Fire has torn through almost 4000 hectares of land south of Cooma, forcing people out of their homes and reducing properties to blackened earth and bare trees.
As the state faced unprecedented fire weather, crews continued to tackle a bushfire that started close to Mount Forest Road near Carlaminda on Sunday.
By early evening on Tuesday, the blaze had spread through 3800 hectares but firefighters managed to protect all structures except for a small shed.
It was a combination of water bombing, ground crews and "a heck of a lot of preparation" that saved the homes, according to Fred Nichols of the Monaro Rural Fire Service.
He said volunteers had been battling deteriorating conditions, worsening from the initial 30-degree heat and 35km/h winds at 7am.

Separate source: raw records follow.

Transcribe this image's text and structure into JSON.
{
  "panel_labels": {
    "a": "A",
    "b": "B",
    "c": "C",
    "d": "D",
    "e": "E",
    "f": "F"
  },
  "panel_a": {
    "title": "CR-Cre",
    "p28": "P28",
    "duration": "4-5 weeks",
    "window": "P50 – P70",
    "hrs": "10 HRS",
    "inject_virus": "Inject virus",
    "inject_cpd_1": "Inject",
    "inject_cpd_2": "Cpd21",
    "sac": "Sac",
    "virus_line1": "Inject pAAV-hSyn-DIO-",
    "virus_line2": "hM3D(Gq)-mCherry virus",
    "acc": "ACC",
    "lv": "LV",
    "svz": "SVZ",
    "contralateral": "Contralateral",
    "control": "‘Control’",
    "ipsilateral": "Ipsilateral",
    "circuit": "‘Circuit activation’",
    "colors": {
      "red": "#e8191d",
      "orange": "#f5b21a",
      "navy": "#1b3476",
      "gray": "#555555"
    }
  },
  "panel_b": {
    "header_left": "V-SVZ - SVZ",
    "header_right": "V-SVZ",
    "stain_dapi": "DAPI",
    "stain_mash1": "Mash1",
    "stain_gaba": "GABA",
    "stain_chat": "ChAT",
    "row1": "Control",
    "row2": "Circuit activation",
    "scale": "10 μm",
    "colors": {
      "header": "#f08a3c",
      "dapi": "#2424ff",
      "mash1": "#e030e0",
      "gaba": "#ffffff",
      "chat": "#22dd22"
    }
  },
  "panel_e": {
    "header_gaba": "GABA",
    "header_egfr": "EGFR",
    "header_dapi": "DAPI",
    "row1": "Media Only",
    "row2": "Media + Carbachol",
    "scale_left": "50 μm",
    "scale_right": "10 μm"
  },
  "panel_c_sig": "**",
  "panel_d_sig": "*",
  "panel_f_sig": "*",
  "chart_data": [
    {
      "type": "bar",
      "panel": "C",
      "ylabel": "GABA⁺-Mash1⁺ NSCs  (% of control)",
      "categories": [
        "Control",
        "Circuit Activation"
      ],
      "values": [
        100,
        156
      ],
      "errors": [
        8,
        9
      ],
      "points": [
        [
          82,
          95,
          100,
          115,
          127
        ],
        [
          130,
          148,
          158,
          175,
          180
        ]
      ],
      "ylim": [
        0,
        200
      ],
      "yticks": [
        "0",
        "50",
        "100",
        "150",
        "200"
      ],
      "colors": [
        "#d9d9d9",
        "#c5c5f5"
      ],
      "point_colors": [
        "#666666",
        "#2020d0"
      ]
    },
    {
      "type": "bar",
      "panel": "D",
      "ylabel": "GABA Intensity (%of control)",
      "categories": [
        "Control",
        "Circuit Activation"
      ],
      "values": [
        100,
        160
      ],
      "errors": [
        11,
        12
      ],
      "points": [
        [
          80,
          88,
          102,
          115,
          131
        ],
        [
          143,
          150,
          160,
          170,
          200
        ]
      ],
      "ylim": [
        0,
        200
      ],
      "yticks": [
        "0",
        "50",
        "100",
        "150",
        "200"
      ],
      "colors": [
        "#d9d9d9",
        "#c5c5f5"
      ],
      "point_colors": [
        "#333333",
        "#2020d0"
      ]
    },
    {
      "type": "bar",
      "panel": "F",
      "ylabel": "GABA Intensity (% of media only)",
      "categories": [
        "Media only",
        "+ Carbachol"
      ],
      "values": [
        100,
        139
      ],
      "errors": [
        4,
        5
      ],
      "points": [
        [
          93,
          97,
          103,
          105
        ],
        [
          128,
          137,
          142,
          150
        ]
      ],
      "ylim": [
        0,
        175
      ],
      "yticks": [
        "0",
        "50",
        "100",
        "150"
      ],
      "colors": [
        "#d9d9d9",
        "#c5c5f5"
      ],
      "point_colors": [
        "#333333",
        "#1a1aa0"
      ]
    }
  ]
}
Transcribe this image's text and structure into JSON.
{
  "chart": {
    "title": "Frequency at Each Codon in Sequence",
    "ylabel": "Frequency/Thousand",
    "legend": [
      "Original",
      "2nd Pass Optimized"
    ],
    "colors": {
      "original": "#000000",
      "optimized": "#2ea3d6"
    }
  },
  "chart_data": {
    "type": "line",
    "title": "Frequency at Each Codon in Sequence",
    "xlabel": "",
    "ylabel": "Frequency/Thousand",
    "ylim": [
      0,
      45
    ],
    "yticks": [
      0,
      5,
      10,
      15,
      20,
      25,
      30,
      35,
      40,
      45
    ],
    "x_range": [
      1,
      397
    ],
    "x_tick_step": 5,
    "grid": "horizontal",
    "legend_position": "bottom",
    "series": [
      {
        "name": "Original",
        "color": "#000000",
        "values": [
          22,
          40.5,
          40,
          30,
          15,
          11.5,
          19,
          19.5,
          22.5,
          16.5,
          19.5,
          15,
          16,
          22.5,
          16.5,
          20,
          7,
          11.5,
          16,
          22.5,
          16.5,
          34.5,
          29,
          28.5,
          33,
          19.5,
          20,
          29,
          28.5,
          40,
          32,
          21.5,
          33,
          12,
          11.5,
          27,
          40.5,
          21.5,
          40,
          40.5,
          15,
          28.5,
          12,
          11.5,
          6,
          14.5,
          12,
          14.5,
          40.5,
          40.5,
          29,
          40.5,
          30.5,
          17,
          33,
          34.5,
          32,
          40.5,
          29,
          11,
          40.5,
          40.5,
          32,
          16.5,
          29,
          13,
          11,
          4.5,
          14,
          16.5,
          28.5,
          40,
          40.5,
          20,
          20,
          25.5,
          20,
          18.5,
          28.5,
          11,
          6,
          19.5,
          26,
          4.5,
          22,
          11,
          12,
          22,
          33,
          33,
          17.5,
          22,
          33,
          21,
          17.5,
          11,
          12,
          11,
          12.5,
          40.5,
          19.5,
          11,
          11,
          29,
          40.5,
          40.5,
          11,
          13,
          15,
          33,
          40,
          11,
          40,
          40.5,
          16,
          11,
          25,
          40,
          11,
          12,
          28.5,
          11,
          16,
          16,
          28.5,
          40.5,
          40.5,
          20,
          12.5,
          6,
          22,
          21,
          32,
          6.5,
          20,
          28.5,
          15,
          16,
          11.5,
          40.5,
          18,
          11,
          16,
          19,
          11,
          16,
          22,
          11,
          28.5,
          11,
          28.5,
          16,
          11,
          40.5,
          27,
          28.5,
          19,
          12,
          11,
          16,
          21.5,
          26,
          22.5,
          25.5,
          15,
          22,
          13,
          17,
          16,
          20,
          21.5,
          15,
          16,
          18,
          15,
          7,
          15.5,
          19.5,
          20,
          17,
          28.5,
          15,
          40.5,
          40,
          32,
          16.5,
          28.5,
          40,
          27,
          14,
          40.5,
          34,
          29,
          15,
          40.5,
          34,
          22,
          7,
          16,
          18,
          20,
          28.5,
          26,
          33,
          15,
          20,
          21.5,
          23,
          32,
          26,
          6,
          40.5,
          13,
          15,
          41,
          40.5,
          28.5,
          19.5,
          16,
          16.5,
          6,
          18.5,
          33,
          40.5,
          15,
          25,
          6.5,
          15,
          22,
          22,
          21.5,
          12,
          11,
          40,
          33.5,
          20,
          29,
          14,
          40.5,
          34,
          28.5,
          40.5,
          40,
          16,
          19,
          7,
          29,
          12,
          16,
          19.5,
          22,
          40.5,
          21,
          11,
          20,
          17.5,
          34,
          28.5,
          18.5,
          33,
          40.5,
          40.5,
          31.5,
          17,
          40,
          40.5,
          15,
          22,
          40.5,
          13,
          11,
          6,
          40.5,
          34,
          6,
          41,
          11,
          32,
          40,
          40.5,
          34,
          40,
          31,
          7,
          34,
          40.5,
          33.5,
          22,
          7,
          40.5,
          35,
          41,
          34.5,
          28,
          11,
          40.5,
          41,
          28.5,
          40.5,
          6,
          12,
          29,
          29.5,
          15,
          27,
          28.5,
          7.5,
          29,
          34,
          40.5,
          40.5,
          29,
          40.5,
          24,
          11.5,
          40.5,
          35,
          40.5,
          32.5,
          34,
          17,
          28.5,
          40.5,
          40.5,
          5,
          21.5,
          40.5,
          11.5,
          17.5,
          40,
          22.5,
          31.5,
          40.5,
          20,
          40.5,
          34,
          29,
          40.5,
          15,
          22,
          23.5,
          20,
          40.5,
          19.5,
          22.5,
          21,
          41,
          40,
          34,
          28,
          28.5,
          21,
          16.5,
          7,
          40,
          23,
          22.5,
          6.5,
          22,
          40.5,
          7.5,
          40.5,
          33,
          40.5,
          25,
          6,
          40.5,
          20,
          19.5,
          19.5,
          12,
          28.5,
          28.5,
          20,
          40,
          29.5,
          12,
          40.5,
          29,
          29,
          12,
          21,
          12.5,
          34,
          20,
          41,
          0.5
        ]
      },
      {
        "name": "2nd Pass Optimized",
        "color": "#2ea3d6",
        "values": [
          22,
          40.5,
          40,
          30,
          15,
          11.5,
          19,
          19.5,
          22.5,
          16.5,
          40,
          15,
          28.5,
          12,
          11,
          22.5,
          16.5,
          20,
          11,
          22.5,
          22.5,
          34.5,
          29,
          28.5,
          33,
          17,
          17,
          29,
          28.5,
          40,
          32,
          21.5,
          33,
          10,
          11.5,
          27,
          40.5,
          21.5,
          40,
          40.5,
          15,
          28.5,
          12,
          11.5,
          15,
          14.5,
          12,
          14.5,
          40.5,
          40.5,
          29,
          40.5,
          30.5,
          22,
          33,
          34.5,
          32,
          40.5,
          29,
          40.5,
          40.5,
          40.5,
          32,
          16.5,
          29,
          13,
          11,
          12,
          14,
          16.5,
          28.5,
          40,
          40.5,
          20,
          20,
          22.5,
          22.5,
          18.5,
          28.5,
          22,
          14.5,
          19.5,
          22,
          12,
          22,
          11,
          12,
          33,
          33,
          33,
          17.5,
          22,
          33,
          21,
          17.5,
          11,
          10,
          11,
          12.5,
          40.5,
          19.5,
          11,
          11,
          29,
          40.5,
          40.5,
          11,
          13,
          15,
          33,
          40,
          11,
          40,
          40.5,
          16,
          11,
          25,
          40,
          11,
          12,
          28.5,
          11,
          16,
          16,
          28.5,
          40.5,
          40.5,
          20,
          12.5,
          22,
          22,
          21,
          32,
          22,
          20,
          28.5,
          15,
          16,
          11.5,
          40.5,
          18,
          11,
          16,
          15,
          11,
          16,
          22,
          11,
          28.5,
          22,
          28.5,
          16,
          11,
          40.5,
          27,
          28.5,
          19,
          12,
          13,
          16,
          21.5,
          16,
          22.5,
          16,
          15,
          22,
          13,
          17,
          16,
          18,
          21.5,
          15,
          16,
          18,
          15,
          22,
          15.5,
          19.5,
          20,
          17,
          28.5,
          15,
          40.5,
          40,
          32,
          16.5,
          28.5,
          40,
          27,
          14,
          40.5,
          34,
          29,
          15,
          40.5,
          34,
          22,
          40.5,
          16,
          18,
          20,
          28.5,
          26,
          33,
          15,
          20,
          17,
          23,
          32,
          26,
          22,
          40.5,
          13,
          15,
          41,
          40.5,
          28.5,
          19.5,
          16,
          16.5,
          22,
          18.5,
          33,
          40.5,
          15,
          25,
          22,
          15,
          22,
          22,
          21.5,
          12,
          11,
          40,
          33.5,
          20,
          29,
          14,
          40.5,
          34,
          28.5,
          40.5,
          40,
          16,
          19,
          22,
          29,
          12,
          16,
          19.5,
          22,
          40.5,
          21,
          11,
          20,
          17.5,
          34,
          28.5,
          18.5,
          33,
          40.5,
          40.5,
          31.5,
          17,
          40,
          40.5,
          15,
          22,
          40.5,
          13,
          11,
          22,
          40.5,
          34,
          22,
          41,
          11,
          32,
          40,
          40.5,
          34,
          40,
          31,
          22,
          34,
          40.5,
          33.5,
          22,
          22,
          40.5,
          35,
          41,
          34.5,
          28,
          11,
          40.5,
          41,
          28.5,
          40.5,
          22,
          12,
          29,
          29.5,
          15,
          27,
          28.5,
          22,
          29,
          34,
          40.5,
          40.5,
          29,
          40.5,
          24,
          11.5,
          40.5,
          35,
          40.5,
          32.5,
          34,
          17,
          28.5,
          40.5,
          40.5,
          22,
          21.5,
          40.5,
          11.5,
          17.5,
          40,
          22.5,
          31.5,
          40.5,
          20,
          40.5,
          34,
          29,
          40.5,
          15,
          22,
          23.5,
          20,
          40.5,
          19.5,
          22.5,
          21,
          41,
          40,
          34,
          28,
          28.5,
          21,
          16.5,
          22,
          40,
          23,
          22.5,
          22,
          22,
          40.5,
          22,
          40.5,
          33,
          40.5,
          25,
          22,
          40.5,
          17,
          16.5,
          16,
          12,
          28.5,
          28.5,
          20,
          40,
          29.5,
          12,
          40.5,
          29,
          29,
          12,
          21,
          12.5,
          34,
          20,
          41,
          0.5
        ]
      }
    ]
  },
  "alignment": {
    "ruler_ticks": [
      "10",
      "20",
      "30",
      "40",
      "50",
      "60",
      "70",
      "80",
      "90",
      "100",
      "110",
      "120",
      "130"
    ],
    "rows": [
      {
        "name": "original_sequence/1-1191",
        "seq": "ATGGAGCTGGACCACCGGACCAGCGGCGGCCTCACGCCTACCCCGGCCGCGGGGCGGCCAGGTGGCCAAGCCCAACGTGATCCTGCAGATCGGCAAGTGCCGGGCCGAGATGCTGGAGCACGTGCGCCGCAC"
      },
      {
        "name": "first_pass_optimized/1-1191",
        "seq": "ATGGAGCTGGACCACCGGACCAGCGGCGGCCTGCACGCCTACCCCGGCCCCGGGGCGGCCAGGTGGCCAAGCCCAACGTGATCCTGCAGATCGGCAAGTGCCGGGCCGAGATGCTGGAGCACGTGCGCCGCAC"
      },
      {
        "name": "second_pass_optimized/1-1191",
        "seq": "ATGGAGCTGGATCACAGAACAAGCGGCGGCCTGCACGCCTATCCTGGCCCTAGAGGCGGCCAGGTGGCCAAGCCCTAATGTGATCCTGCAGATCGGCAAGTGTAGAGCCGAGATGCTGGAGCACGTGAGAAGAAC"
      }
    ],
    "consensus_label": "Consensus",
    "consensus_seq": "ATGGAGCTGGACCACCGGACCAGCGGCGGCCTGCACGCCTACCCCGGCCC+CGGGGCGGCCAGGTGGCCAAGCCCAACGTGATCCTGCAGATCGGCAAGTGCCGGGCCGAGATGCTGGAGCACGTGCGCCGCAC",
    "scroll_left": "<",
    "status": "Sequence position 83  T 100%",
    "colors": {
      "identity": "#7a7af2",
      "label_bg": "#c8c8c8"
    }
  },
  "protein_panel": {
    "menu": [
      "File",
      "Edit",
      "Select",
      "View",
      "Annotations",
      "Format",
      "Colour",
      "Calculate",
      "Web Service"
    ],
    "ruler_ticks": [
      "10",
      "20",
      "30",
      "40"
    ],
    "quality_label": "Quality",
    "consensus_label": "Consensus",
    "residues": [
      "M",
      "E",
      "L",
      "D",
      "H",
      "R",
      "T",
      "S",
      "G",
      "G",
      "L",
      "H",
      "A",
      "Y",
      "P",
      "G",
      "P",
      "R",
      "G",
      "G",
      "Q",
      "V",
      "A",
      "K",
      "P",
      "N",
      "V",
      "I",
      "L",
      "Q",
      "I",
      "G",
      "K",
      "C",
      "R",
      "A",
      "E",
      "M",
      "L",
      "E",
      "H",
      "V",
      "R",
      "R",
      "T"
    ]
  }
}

"We're not getting much help from the weather," he said. "It's all a case of we need to get lucky.''
Mr Nichols said crews would be working into the night as the fire moved eastward across the Kybeyan valley, which was primarily grassland, towards tough terrain.
"If it goes through the Kybeyan valley, it will end up in the Bega Valley Shire," he said. "It's very isolated and very hard to do anything with."
More than 50 firefighters were on the ground on Tuesday evening, assisted by four helicopters and three water bombers.
By Wednesday morning, their efforts appeared to have paid off, with the fire threat substantially reduced.
Despite an increasing number of tankers moving to and from the fire ground, Mr Nichols said that fighting the blaze was starting to take its toll on volunteers.
"The crews have been rotating but they're getting worn out," he said. "We've been dragging crews in from wherever we can."
Wind remained one of the major obstacles for crews on the ground, with strong gusts of up to 78km/h driving the fire, which was "spreading by square minutes by the minute" according to one volunteer. Another described driving into the fire ground as being met with ''a wall of smoke''.
Dozens of homes were evacuated throughout the day, although some Mount Forest Road residents chose to stay to protect their homes.
Mr Nichols said staying to protect property was an option only for those who had taken precautions.
"Unless they're really well prepared, homes are undefendable," he said. "We're in extreme to close to catastrophic fire conditions here. Homes are not defendable."
Volunteer Mark Shubert had been on the fire ground since Monday, battling the blaze as it inched closer to his property, Deep Water.
"There's a good chance it will [reach my property] but it will depend on the wind."
Despite owning the property for almost three decades, Mr Shubert said he would stay with the crews rather than leave to protect his property.